§ 55
Instinct in Humans Generally Inadequate or Misleading
Instinctive reactions are adequate responses only in natural environments before civilization has set in. The more complicated life of modern civilization renders purely instinctive reactions more out of date than a twenty-year-old model of an automobile.
Not only is mere instinct not a good guide in the egoistic-social activities, but in the erotic life it is almost worse than useless. This is so because modern life is so different from the prehistoric environment that humans are today unable to follow erotic instinct, or even, on account of traditional inhibitions, to get at it in its purity.
We live today in an environment so preponderantly egoistic-social that the majority of motives for any act are egoistic-social ones, and only a small fraction of them erotic.
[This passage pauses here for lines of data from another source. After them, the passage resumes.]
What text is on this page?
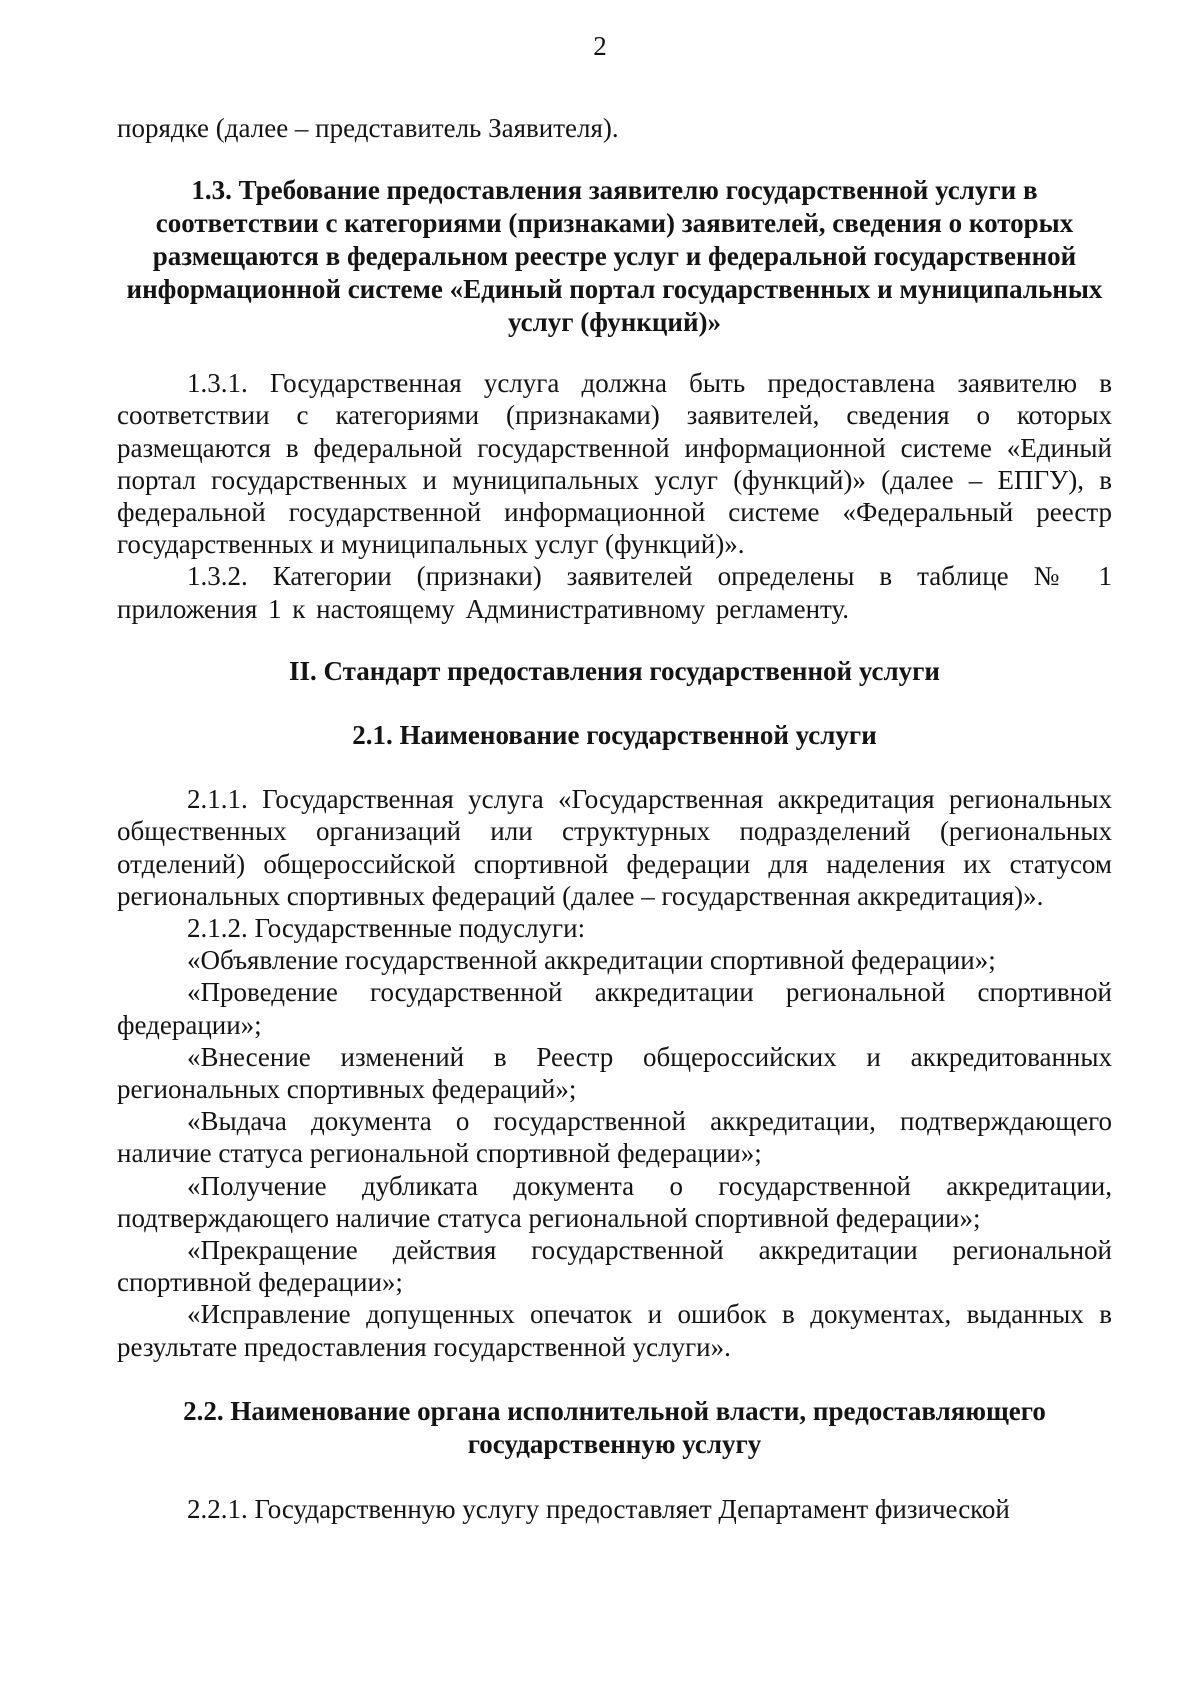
2

порядке (далее – представитель Заявителя).

1.3. Требование предоставления заявителю государственной услуги в соответствии с категориями (признаками) заявителей, сведения о которых размещаются в федеральном реестре услуг и федеральной государственной информационной системе «Единый портал государственных и муниципальных услуг (функций)»

1.3.1. Государственная услуга должна быть предоставлена заявителю в соответствии с категориями (признаками) заявителей, сведения о которых размещаются в федеральной государственной информационной системе «Единый портал государственных и муниципальных услуг (функций)» (далее – ЕПГУ), в федеральной государственной информационной системе «Федеральный реестр государственных и муниципальных услуг (функций)».

1.3.2. Категории (признаки) заявителей определены в таблице № 1 приложения 1 к настоящему Административному регламенту.

II. Стандарт предоставления государственной услуги

2.1. Наименование государственной услуги

2.1.1. Государственная услуга «Государственная аккредитация региональных общественных организаций или структурных подразделений (региональных отделений) общероссийской спортивной федерации для наделения их статусом региональных спортивных федераций (далее – государственная аккредитация)».

2.1.2. Государственные подуслуги:

«Объявление государственной аккредитации спортивной федерации»;

«Проведение государственной аккредитации региональной спортивной федерации»;

«Внесение изменений в Реестр общероссийских и аккредитованных региональных спортивных федераций»;

«Выдача документа о государственной аккредитации, подтверждающего наличие статуса региональной спортивной федерации»;

«Получение дубликата документа о государственной аккредитации, подтверждающего наличие статуса региональной спортивной федерации»;

«Прекращение действия государственной аккредитации региональной спортивной федерации»;

«Исправление допущенных опечаток и ошибок в документах, выданных в результате предоставления государственной услуги».

2.2. Наименование органа исполнительной власти, предоставляющего государственную услугу

2.2.1. Государственную услугу предоставляет Департамент физической
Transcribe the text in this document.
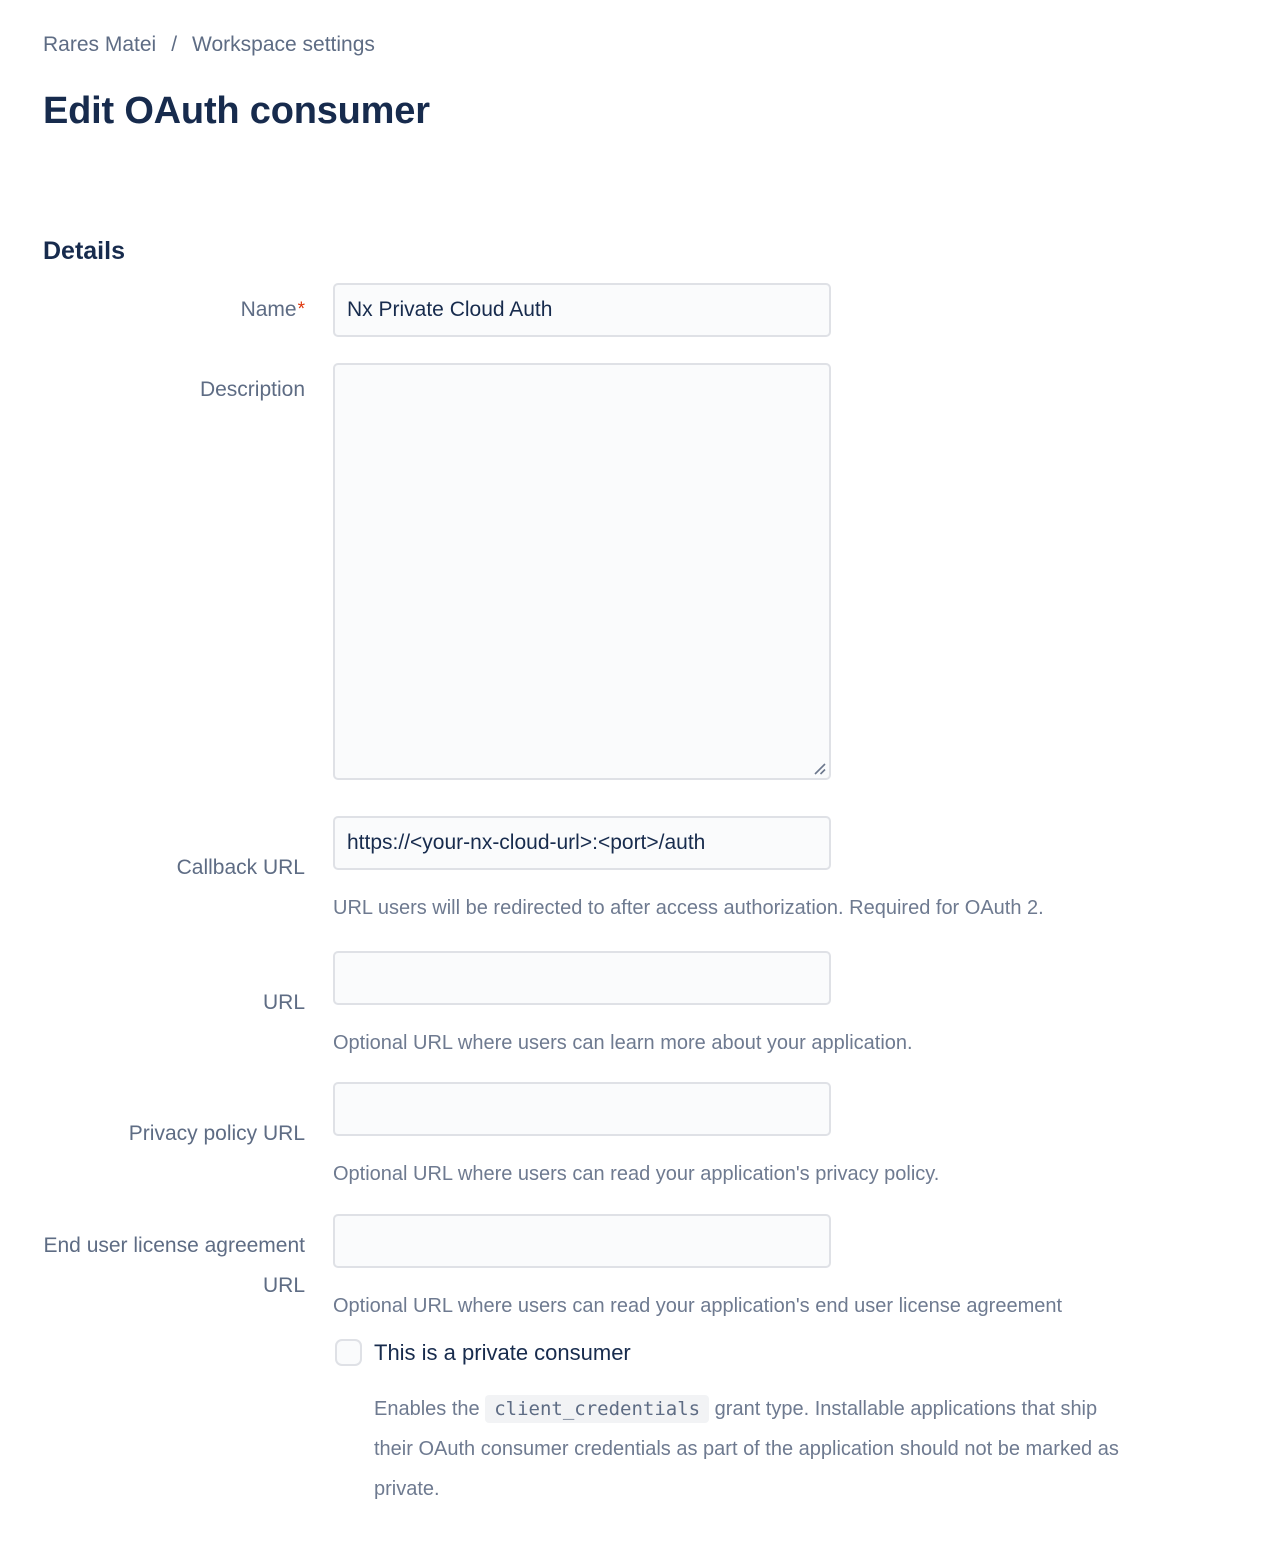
Rares Matei / Workspace settings
Edit OAuth consumer
Details
Name*
Nx Private Cloud Auth
Description
Callback URL
https://<your-nx-cloud-url>:<port>/auth
URL users will be redirected to after access authorization. Required for OAuth 2.
URL
Optional URL where users can learn more about your application.
Privacy policy URL
Optional URL where users can read your application's privacy policy.
End user license agreement URL
Optional URL where users can read your application's end user license agreement
This is a private consumer

Enables the client_credentials grant type. Installable applications that ship their OAuth consumer credentials as part of the application should not be marked as private.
This makes it as difficult to follow erotic instincts as for a compass to point north, when a magnet is lying three inches to the east of it.
Instinct alone would naturally prompt a boy and a girl to dwell long over the preliminaries to the love episode. If left together and alone, they would take some time to reach an erotic acme, and would instinctively find that out last of all, as is so beautifully described in Marlowe’s Hero and Leander, and so delicately suggested in Paul and Virginia.
Not only has the social convention of the present day tended more and more to inhibit the introduction, prelude, first and second acts of the love drama but it has raised such a barrier against the third act as to give it an entirely disproportionate value in comparison with the others.